Page MenuHomePhabricator

Scaling of link suggestions service
Closed, ResolvedPublic

Description

Request Status: New Request
Request Type: project support request
Related OKRs:

Request Title: Scaling of link suggestions service

  • Request Description: In May 2021, the Growth team deployed the "add a link" structured task, which uses a machine learning service to suggest words and phrases that should be turned into wikilinks on Wikipedia articles. In the year since its deployment, it has proven to be a popular feature with newcomers that statistically increases their likelihood to make constructive edits, and it is accepted by communities. The machine learning was created by the Research team, and the service was built by the Growth team. The machine learning models have since been taken over by the Machine Learning team, but the storing, loading, and management of link suggestions remains with the Growth team. We want the Platform teams to take over this service for two reasons:
    • Coverage. The model takes seconds to score each article. This means that we don't score all articles in a wiki; rather we score just enough to supply the suggested edits feed on the newcomer homepage. If we were able to score all articles in a wiki, we would be able to offer the feature in a totally different way: we could push edit suggestions to users as they are reading articles, which would result in many more new editors working at higher volume.
    • Availability/maintenance. The Growth team is not well-suited to maintain this service or expose it for other builders to use. We would like the service to be available to more people, and for us to recoup our bandwidth to work on other priorities.
  • Indicate Priority Level: High
  • Main Requestors: Growth and Editing teams
  • Ideal Delivery Date: November 2022
  • Stakeholders: Marshall Miller, Kosta Harlan, Peter Pelberg

Request Documentation

Document TypeRequired?Document/Link
Related PHAB TicketsYesT266437: Add a link engineering: backend product specifications T307902: Assess database requirements for link recommendations reading entry point
Product One PagerYesforthcoming
Product Requirements Document (PRD)Yes<add link here>
Product RoadmapNo<add link here>
Product Planning/Business CaseNo<add link here>
Product BriefNo<add link here>
Other LinksNofeature description; machine learning description; service description

Event Timeline

@MMiller_WMF: Would you know who this task should be assigned to? The current assignee has been inactive for six months.

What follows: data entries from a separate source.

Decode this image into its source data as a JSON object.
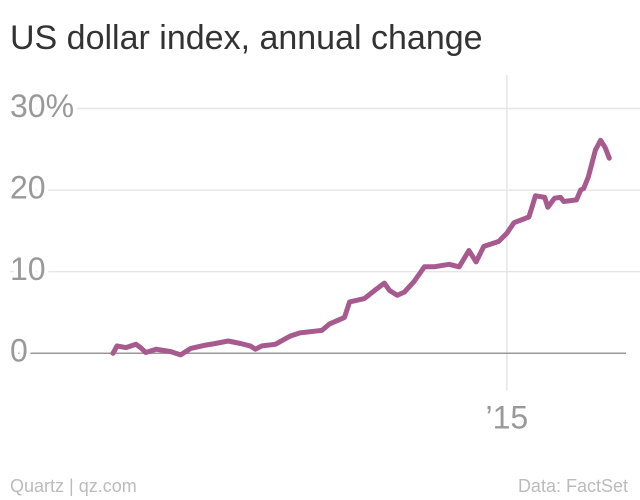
{
  "chart_data": {
    "type": "line",
    "title": "US dollar index, annual change",
    "source": "Data: FactSet",
    "credit": "Quartz | qz.com",
    "color": "#a65a8e",
    "grid": true,
    "xlim": [
      2014.03,
      2015.26
    ],
    "xticks": [
      {
        "value": 2015,
        "label": "’15"
      }
    ],
    "ylim": [
      -4.5,
      34.1
    ],
    "yticks": [
      0,
      10,
      20,
      {
        "value": 30,
        "label": "30%"
      }
    ],
    "series": [
      {
        "name": "US dollar index",
        "color": "#a65a8e",
        "x": [
          2014.231,
          2014.239,
          2014.256,
          2014.276,
          2014.285,
          2014.295,
          2014.315,
          2014.344,
          2014.363,
          2014.383,
          2014.412,
          2014.431,
          2014.456,
          2014.48,
          2014.499,
          2014.509,
          2014.522,
          2014.548,
          2014.577,
          2014.596,
          2014.625,
          2014.639,
          2014.654,
          2014.683,
          2014.693,
          2014.722,
          2014.742,
          2014.761,
          2014.771,
          2014.786,
          2014.8,
          2014.819,
          2014.839,
          2014.858,
          2014.887,
          2014.907,
          2014.926,
          2014.94,
          2014.955,
          2014.984,
          2015.0,
          2015.014,
          2015.043,
          2015.056,
          2015.074,
          2015.08,
          2015.093,
          2015.105,
          2015.111,
          2015.136,
          2015.144,
          2015.15,
          2015.159,
          2015.173,
          2015.183,
          2015.192,
          2015.2
        ],
        "values": [
          0,
          0.9,
          0.7,
          1.1,
          0.7,
          0.1,
          0.5,
          0.2,
          -0.2,
          0.6,
          1.0,
          1.2,
          1.5,
          1.2,
          0.9,
          0.5,
          0.9,
          1.1,
          2.1,
          2.5,
          2.7,
          2.8,
          3.6,
          4.4,
          6.3,
          6.7,
          7.7,
          8.6,
          7.7,
          7.1,
          7.5,
          8.8,
          10.6,
          10.6,
          10.9,
          10.6,
          12.6,
          11.2,
          13.1,
          13.7,
          14.7,
          16.0,
          16.7,
          19.3,
          19.1,
          17.9,
          19.0,
          19.1,
          18.6,
          18.8,
          20.0,
          20.2,
          21.6,
          24.9,
          26.1,
          25.2,
          23.9
        ]
      }
    ]
  }
}
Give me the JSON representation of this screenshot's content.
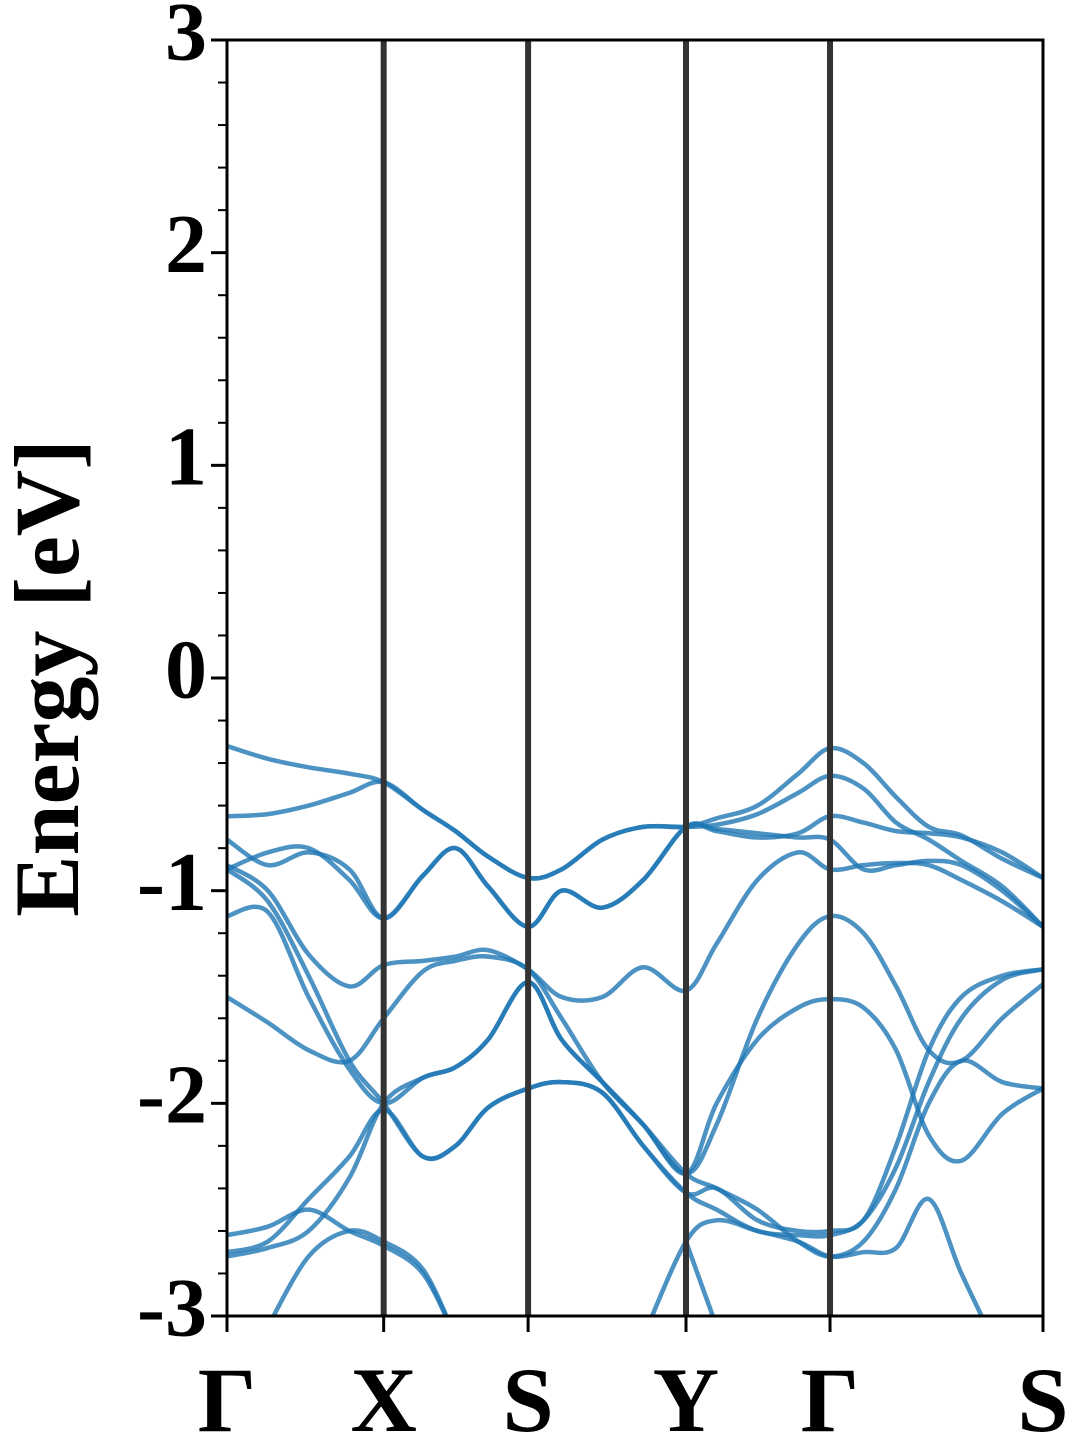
{
  "chart_data": {
    "type": "line",
    "y_label": "Energy [eV]",
    "ylim": [
      -3,
      3
    ],
    "yticks": [
      -3,
      -2,
      -1,
      0,
      1,
      2,
      3
    ],
    "y_minor_ticks": [
      -2.8,
      -2.6,
      -2.4,
      -2.2,
      -1.8,
      -1.6,
      -1.4,
      -1.2,
      -0.8,
      -0.6,
      -0.4,
      -0.2,
      0.2,
      0.4,
      0.6,
      0.8,
      1.2,
      1.4,
      1.6,
      1.8,
      2.2,
      2.4,
      2.6,
      2.8
    ],
    "xlim": [
      0,
      1
    ],
    "xticks": [
      {
        "value": 0,
        "label": "Γ"
      },
      {
        "value": 0.192,
        "label": "X"
      },
      {
        "value": 0.369,
        "label": "S"
      },
      {
        "value": 0.5625,
        "label": "Y"
      },
      {
        "value": 0.739,
        "label": "Γ"
      },
      {
        "value": 1,
        "label": "S"
      }
    ],
    "x": [
      0,
      0.05,
      0.1,
      0.15,
      0.192,
      0.24,
      0.28,
      0.32,
      0.369,
      0.41,
      0.46,
      0.51,
      0.5625,
      0.6,
      0.65,
      0.7,
      0.739,
      0.78,
      0.82,
      0.86,
      0.9,
      0.95,
      1
    ],
    "series": [
      {
        "color": "#1f77b4",
        "values": [
          -0.32,
          -0.38,
          -0.42,
          -0.45,
          -0.49,
          -0.62,
          -0.72,
          -0.84,
          -0.94,
          -0.9,
          -0.76,
          -0.7,
          -0.7,
          -0.66,
          -0.6,
          -0.45,
          -0.33,
          -0.4,
          -0.56,
          -0.7,
          -0.74,
          -0.85,
          -0.94
        ]
      },
      {
        "color": "#1f77b4",
        "values": [
          -0.65,
          -0.64,
          -0.6,
          -0.54,
          -0.49,
          -0.62,
          -0.72,
          -0.84,
          -0.94,
          -0.9,
          -0.76,
          -0.7,
          -0.7,
          -0.69,
          -0.64,
          -0.54,
          -0.46,
          -0.52,
          -0.68,
          -0.76,
          -0.86,
          -0.98,
          -1.17
        ]
      },
      {
        "color": "#1f77b4",
        "values": [
          -0.76,
          -0.88,
          -0.82,
          -0.9,
          -1.13,
          -0.93,
          -0.8,
          -0.98,
          -1.17,
          -1.0,
          -1.08,
          -0.95,
          -0.7,
          -0.71,
          -0.73,
          -0.75,
          -0.76,
          -0.9,
          -0.88,
          -0.86,
          -0.88,
          -1.0,
          -1.17
        ]
      },
      {
        "color": "#1f77b4",
        "values": [
          -0.9,
          -0.82,
          -0.8,
          -0.95,
          -1.13,
          -0.93,
          -0.8,
          -0.98,
          -1.17,
          -1.0,
          -1.08,
          -0.95,
          -0.7,
          -0.72,
          -0.75,
          -0.73,
          -0.65,
          -0.68,
          -0.72,
          -0.73,
          -0.75,
          -0.82,
          -0.94
        ]
      },
      {
        "color": "#1f77b4",
        "values": [
          -0.9,
          -1.05,
          -1.4,
          -1.8,
          -2.0,
          -2.25,
          -2.2,
          -2.02,
          -1.93,
          -1.9,
          -1.95,
          -2.2,
          -2.42,
          -2.4,
          -2.55,
          -2.6,
          -2.6,
          -2.55,
          -2.2,
          -1.75,
          -1.5,
          -1.4,
          -1.37
        ]
      },
      {
        "color": "#1f77b4",
        "values": [
          -1.5,
          -1.62,
          -1.75,
          -1.8,
          -1.6,
          -1.38,
          -1.33,
          -1.31,
          -1.37,
          -1.6,
          -1.9,
          -2.1,
          -2.33,
          -2.0,
          -1.7,
          -1.55,
          -1.51,
          -1.55,
          -1.75,
          -2.15,
          -2.27,
          -2.05,
          -1.93
        ]
      },
      {
        "color": "#1f77b4",
        "values": [
          -0.88,
          -1.0,
          -1.3,
          -1.45,
          -1.35,
          -1.33,
          -1.31,
          -1.28,
          -1.37,
          -1.5,
          -1.5,
          -1.36,
          -1.47,
          -1.25,
          -0.95,
          -0.82,
          -0.9,
          -0.88,
          -0.87,
          -0.88,
          -0.95,
          -1.05,
          -1.17
        ]
      },
      {
        "color": "#1f77b4",
        "values": [
          -1.12,
          -1.1,
          -1.5,
          -1.84,
          -2.0,
          -1.88,
          -1.83,
          -1.7,
          -1.43,
          -1.7,
          -1.9,
          -2.1,
          -2.33,
          -2.1,
          -1.6,
          -1.25,
          -1.12,
          -1.2,
          -1.45,
          -1.75,
          -1.8,
          -1.6,
          -1.44
        ]
      },
      {
        "color": "#1f77b4",
        "values": [
          -2.62,
          -2.58,
          -2.5,
          -2.6,
          -2.67,
          -2.8,
          -3.1,
          null,
          null,
          null,
          null,
          -3.1,
          -2.65,
          -2.55,
          -2.6,
          -2.65,
          -2.72,
          -2.7,
          -2.68,
          -2.45,
          -2.8,
          -3.2,
          null
        ]
      },
      {
        "color": "#1f77b4",
        "values": [
          -2.7,
          -2.65,
          -2.45,
          -2.25,
          -2.03,
          -2.25,
          -2.2,
          -2.02,
          -1.93,
          -1.9,
          -1.95,
          -2.2,
          -2.42,
          -2.5,
          -2.6,
          -2.62,
          -2.62,
          -2.55,
          -2.3,
          -1.9,
          -1.6,
          -1.42,
          -1.37
        ]
      },
      {
        "color": "#1f77b4",
        "values": [
          -2.72,
          -2.68,
          -2.6,
          -2.35,
          -2.0,
          -1.88,
          -1.83,
          -1.7,
          -1.43,
          -1.7,
          -1.9,
          -2.1,
          -2.33,
          -2.4,
          -2.5,
          -2.65,
          -2.72,
          -2.65,
          -2.4,
          -2.0,
          -1.8,
          -1.9,
          -1.93
        ]
      },
      {
        "color": "#1f77b4",
        "values": [
          null,
          -3.05,
          -2.72,
          -2.6,
          -2.65,
          -2.78,
          -3.1,
          null,
          null,
          null,
          null,
          null,
          -2.65,
          -3.05,
          null,
          null,
          null,
          null,
          null,
          null,
          null,
          null,
          null
        ]
      }
    ]
  }
}
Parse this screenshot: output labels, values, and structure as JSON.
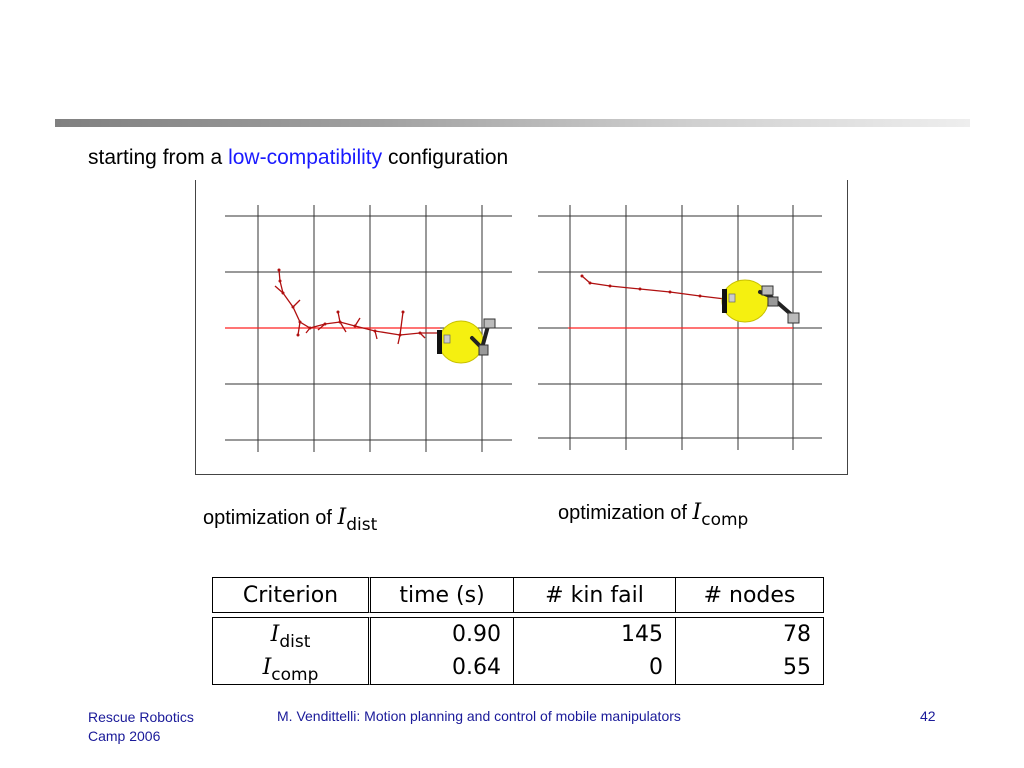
{
  "heading": {
    "prefix": "starting from a",
    "highlight": "low-compatibility",
    "suffix": "configuration"
  },
  "captions": {
    "left": {
      "text": "optimization of",
      "symbol": "I",
      "subscript": "dist"
    },
    "right": {
      "text": "optimization of",
      "symbol": "I",
      "subscript": "comp"
    }
  },
  "table": {
    "headers": [
      "Criterion",
      "time (s)",
      "# kin fail",
      "# nodes"
    ],
    "rows": [
      {
        "symbol": "I",
        "subscript": "dist",
        "time": "0.90",
        "kin_fail": "145",
        "nodes": "78"
      },
      {
        "symbol": "I",
        "subscript": "comp",
        "time": "0.64",
        "kin_fail": "0",
        "nodes": "55"
      }
    ]
  },
  "footer": {
    "left_line1": "Rescue Robotics",
    "left_line2": "Camp 2006",
    "center": "M. Vendittelli: Motion planning and control of mobile manipulators",
    "page": "42"
  },
  "colors": {
    "highlight": "#1a1aff",
    "path": "#b01010",
    "reference_line": "#ff2020",
    "robot_body": "#f5f010",
    "footer_text": "#1a1a99"
  }
}
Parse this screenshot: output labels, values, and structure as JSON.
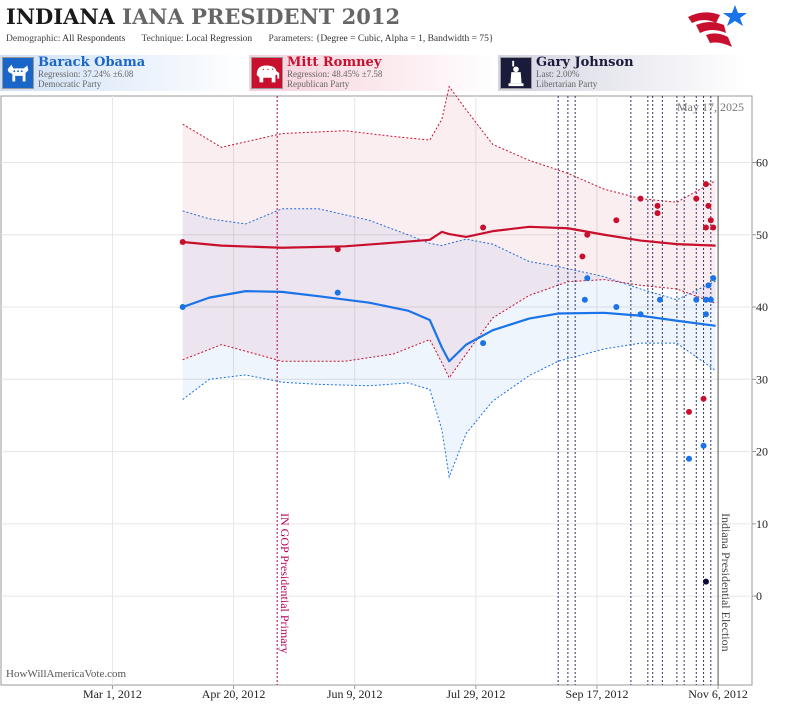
{
  "header": {
    "title_state": "INDIANA",
    "title_race": "IANA PRESIDENT 2012",
    "demographic_label": "Demographic:",
    "demographic_value": "All Respondents",
    "technique_label": "Technique:",
    "technique_value": "Local Regression",
    "parameters_label": "Parameters:",
    "parameters_value": "{Degree = Cubic, Alpha = 1, Bandwidth = 75}"
  },
  "candidates": [
    {
      "name": "Barack Obama",
      "stat": "Regression: 37.24% ±6.08",
      "party": "Democratic Party",
      "icon": "donkey-icon"
    },
    {
      "name": "Mitt Romney",
      "stat": "Regression: 48.45% ±7.58",
      "party": "Republican Party",
      "icon": "elephant-icon"
    },
    {
      "name": "Gary Johnson",
      "stat": "Last: 2.00%",
      "party": "Libertarian Party",
      "icon": "statue-of-liberty-icon"
    }
  ],
  "colors": {
    "democrat": "#1a73e8",
    "republican": "#c8102e",
    "libertarian": "#0a0a3a",
    "event": "#b4005a"
  },
  "source": "HowWillAmericaVote.com",
  "chart_data": {
    "type": "scatter",
    "date_label": "May 17, 2025",
    "x_range": [
      "2012-01-15",
      "2012-11-20"
    ],
    "y_range": [
      -12.3,
      69.2
    ],
    "x_ticks": [
      "Mar 1, 2012",
      "Apr 20, 2012",
      "Jun 9, 2012",
      "Jul 29, 2012",
      "Sep 17, 2012",
      "Nov 6, 2012"
    ],
    "y_ticks": [
      0,
      10,
      20,
      30,
      40,
      50,
      60
    ],
    "events": [
      {
        "date": "2012-05-08",
        "label": "IN GOP Presidential Primary"
      },
      {
        "date": "2012-11-06",
        "label": "Indiana Presidential Election"
      }
    ],
    "poll_dates": [
      "2012-09-01",
      "2012-09-05",
      "2012-09-08",
      "2012-10-01",
      "2012-10-08",
      "2012-10-10",
      "2012-10-14",
      "2012-10-20",
      "2012-10-23",
      "2012-10-28",
      "2012-10-31",
      "2012-11-03"
    ],
    "series": [
      {
        "name": "Barack Obama",
        "party": "democrat",
        "polls": [
          {
            "date": "2012-03-30",
            "value": 40
          },
          {
            "date": "2012-06-02",
            "value": 42
          },
          {
            "date": "2012-08-01",
            "value": 35
          },
          {
            "date": "2012-09-12",
            "value": 41
          },
          {
            "date": "2012-09-13",
            "value": 44
          },
          {
            "date": "2012-09-25",
            "value": 40
          },
          {
            "date": "2012-10-05",
            "value": 39
          },
          {
            "date": "2012-10-13",
            "value": 41
          },
          {
            "date": "2012-10-25",
            "value": 19
          },
          {
            "date": "2012-10-28",
            "value": 41
          },
          {
            "date": "2012-10-31",
            "value": 20.8
          },
          {
            "date": "2012-11-01",
            "value": 39
          },
          {
            "date": "2012-11-01",
            "value": 41
          },
          {
            "date": "2012-11-02",
            "value": 43
          },
          {
            "date": "2012-11-03",
            "value": 41
          },
          {
            "date": "2012-11-04",
            "value": 44
          }
        ],
        "trend": [
          {
            "date": "2012-03-30",
            "value": 40.0,
            "low": 27.2,
            "high": 53.3
          },
          {
            "date": "2012-04-10",
            "value": 41.3,
            "low": 30.0,
            "high": 52.2
          },
          {
            "date": "2012-04-25",
            "value": 42.2,
            "low": 30.6,
            "high": 51.5
          },
          {
            "date": "2012-05-10",
            "value": 42.1,
            "low": 29.6,
            "high": 53.6
          },
          {
            "date": "2012-05-25",
            "value": 41.5,
            "low": 29.3,
            "high": 53.6
          },
          {
            "date": "2012-06-15",
            "value": 40.6,
            "low": 29.1,
            "high": 52.0
          },
          {
            "date": "2012-07-01",
            "value": 39.5,
            "low": 29.5,
            "high": 50.0
          },
          {
            "date": "2012-07-10",
            "value": 38.2,
            "low": 28.6,
            "high": 48.8
          },
          {
            "date": "2012-07-15",
            "value": 34.4,
            "low": 23.0,
            "high": 48.5
          },
          {
            "date": "2012-07-18",
            "value": 32.5,
            "low": 16.5,
            "high": 48.8
          },
          {
            "date": "2012-07-25",
            "value": 34.8,
            "low": 22.5,
            "high": 49.4
          },
          {
            "date": "2012-08-05",
            "value": 36.8,
            "low": 27.0,
            "high": 48.7
          },
          {
            "date": "2012-08-20",
            "value": 38.4,
            "low": 30.5,
            "high": 46.3
          },
          {
            "date": "2012-09-01",
            "value": 39.1,
            "low": 32.5,
            "high": 45.6
          },
          {
            "date": "2012-09-20",
            "value": 39.2,
            "low": 34.2,
            "high": 44.2
          },
          {
            "date": "2012-10-05",
            "value": 38.8,
            "low": 35.0,
            "high": 42.5
          },
          {
            "date": "2012-10-20",
            "value": 38.1,
            "low": 35.0,
            "high": 41.0
          },
          {
            "date": "2012-11-05",
            "value": 37.4,
            "low": 31.2,
            "high": 43.6
          }
        ]
      },
      {
        "name": "Mitt Romney",
        "party": "republican",
        "polls": [
          {
            "date": "2012-03-30",
            "value": 49
          },
          {
            "date": "2012-06-02",
            "value": 48
          },
          {
            "date": "2012-08-01",
            "value": 51
          },
          {
            "date": "2012-09-11",
            "value": 47
          },
          {
            "date": "2012-09-13",
            "value": 50
          },
          {
            "date": "2012-09-25",
            "value": 52
          },
          {
            "date": "2012-10-05",
            "value": 55
          },
          {
            "date": "2012-10-12",
            "value": 53
          },
          {
            "date": "2012-10-12",
            "value": 54
          },
          {
            "date": "2012-10-25",
            "value": 25.5
          },
          {
            "date": "2012-10-28",
            "value": 55
          },
          {
            "date": "2012-10-31",
            "value": 27.3
          },
          {
            "date": "2012-11-01",
            "value": 57
          },
          {
            "date": "2012-11-01",
            "value": 51
          },
          {
            "date": "2012-11-02",
            "value": 54
          },
          {
            "date": "2012-11-03",
            "value": 52
          },
          {
            "date": "2012-11-04",
            "value": 51
          }
        ],
        "trend": [
          {
            "date": "2012-03-30",
            "value": 49.0,
            "low": 32.7,
            "high": 65.3
          },
          {
            "date": "2012-04-15",
            "value": 48.5,
            "low": 34.8,
            "high": 62.1
          },
          {
            "date": "2012-05-10",
            "value": 48.2,
            "low": 32.5,
            "high": 64.0
          },
          {
            "date": "2012-06-05",
            "value": 48.4,
            "low": 32.5,
            "high": 64.4
          },
          {
            "date": "2012-06-25",
            "value": 48.9,
            "low": 33.5,
            "high": 63.6
          },
          {
            "date": "2012-07-10",
            "value": 49.3,
            "low": 35.5,
            "high": 63.1
          },
          {
            "date": "2012-07-15",
            "value": 50.4,
            "low": 32.3,
            "high": 66.0
          },
          {
            "date": "2012-07-18",
            "value": 50.1,
            "low": 30.2,
            "high": 70.5
          },
          {
            "date": "2012-07-25",
            "value": 49.7,
            "low": 33.5,
            "high": 67.3
          },
          {
            "date": "2012-08-05",
            "value": 50.5,
            "low": 38.5,
            "high": 62.5
          },
          {
            "date": "2012-08-20",
            "value": 51.1,
            "low": 41.6,
            "high": 60.3
          },
          {
            "date": "2012-09-05",
            "value": 50.9,
            "low": 43.5,
            "high": 58.5
          },
          {
            "date": "2012-09-20",
            "value": 50.0,
            "low": 43.8,
            "high": 56.3
          },
          {
            "date": "2012-10-05",
            "value": 49.2,
            "low": 43.0,
            "high": 55.0
          },
          {
            "date": "2012-10-20",
            "value": 48.7,
            "low": 42.5,
            "high": 54.5
          },
          {
            "date": "2012-11-05",
            "value": 48.5,
            "low": 40.5,
            "high": 57.5
          }
        ]
      },
      {
        "name": "Gary Johnson",
        "party": "libertarian",
        "polls": [
          {
            "date": "2012-11-01",
            "value": 2
          }
        ],
        "trend": []
      }
    ]
  }
}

Letting @MMiller_WMF or @KStoller-WMF make the call, but I think this is effectively being worked on by the research team. The first step is T388258: Make airflow-dag for addalink training pipeline output compatible with deployed model to turn the manual training process into an automated Airflow DAG. In future work, there is the idea to drop the service completely or maybe least replace it by a database lookup.

Also, note that "If we were able to score all articles in a wiki, we would be able to offer the feature in a totally different way: we could push edit suggestions to users as they are reading articles, which would result in many more new editors working at higher volume." is being done right now in the context of T386250: Rewrite refreshLinkRecommendations to not iterate through article topics and the Surfacing Structured Tasks experiment. (We did not solve the "The model takes seconds to score each article."-issue fundamentally, but instead just turned the dial to 100% anyway ¯\_(ツ)_/¯.)

KStoller-WMF claimed this task.

@SSalgaonkar-WMF and I have been discussing this, and further work is planned on improving and scaling link suggestions, but it will be documented in a Machine Learning task associated with T388258: Make airflow-dag for addalink training pipeline output compatible with deployed model.
Since this Epic is associated with a very old request that hasn't been active in some time, I would suggest we mark it resolved. (Subscribers are welcome to re-open if you disagree).